If there are but so many bend profiles and all shafts are made with similar (in some cases the same) materials, aren’t shafts more alike than they are different?
Yes, the basic shape and construction of shafts lead many to such conclusions. However, EI profiles (graphic depiction of the overall bend profile of shaft) are like roadmaps showing someone how to get from point A to point B. There might be several options which, at first, appear virtually the same, but upon further inspection, there are subtle differences which can result in significant variations in performance.
Different roads have different speed limits, conditions, space/congestion, number of stoplights, etc. Shafts are often given generic labels such as mid-launch, low-spin which in the absence of contextual and comparative information, is like calling the short game of a tour pro average. It’s further complicated by metrics like CPM (cycles per minute) which are more consistent from OEM to OEM, but because it only indicates how stiff one section (butt) of the shaft is, it’s at best an incomplete answer to a much more complicated question.
Questions around shaft product invariably include questions like do humans have a comparative advantage over machines or is full-automation the next frontier?

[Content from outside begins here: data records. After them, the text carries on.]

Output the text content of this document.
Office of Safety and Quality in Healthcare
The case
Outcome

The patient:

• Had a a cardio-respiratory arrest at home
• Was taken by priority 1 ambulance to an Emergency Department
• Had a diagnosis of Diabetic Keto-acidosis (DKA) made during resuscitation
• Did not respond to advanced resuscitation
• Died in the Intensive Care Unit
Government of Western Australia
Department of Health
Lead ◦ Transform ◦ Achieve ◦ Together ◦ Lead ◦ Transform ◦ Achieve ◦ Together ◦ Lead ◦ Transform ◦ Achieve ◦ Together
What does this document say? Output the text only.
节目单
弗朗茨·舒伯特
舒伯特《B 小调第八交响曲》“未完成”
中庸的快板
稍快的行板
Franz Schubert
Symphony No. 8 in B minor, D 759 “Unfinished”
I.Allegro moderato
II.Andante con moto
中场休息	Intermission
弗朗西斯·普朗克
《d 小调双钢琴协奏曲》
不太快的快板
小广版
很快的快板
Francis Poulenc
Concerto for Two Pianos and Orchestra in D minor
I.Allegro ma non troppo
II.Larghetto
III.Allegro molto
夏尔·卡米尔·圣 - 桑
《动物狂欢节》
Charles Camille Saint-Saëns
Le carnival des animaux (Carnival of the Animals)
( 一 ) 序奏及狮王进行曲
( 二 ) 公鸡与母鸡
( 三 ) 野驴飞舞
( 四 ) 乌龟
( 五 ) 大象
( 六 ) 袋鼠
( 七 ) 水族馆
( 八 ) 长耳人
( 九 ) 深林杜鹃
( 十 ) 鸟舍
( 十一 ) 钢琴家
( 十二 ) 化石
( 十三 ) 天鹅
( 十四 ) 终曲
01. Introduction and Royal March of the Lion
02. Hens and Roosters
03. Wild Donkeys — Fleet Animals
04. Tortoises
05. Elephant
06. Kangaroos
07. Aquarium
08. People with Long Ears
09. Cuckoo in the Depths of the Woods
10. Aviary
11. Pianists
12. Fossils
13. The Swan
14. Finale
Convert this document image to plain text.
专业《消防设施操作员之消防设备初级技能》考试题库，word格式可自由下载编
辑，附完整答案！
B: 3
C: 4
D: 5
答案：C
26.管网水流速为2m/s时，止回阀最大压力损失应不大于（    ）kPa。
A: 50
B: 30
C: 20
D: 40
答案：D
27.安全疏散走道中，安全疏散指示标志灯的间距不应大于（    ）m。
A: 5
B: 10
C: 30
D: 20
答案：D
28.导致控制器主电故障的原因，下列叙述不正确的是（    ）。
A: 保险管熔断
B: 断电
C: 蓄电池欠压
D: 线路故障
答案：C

Yes. Both…perhaps all of the above.
When it comes to taking sheets of pre-preg (carbon composite sheets which have been impregnated with a specific amount of resin/glue) the traditional methods of hand-rolling flags of composite material around steel mandrels and utilizing machines to do the work humans can’t, is the tried and true approach leveraged by the industry leaders. That said, other brands believe eliminating the human element altogether allows for tighter tolerances and ultimately better performance, though this approach places restrictions on scalability and without access to economies of scale, tends to be cost aversive.
Who exactly is good enough to warrant a serious shaft fitting?
It tends to be the thinking that more proficient golfers somehow are more worthy, but often the reality is that the industry creates barriers to entry which give fittings an exclusive (single-digit golfers only please!) aura. What if gyms only catered to people who were already in shape or mechanics only worked on cars which had never missed an oil change? It would seem a poor model which alienates a large chunk of the target audience. In fact, higher-handicap players can often benefit more from a professional fitting, but until we create platforms where all golfers can engage and benefit from this information, the vast majority are left on the outside looking in. By increasing access and leveling the educational playing field, all golfers (regardless of ability) stand to benefit.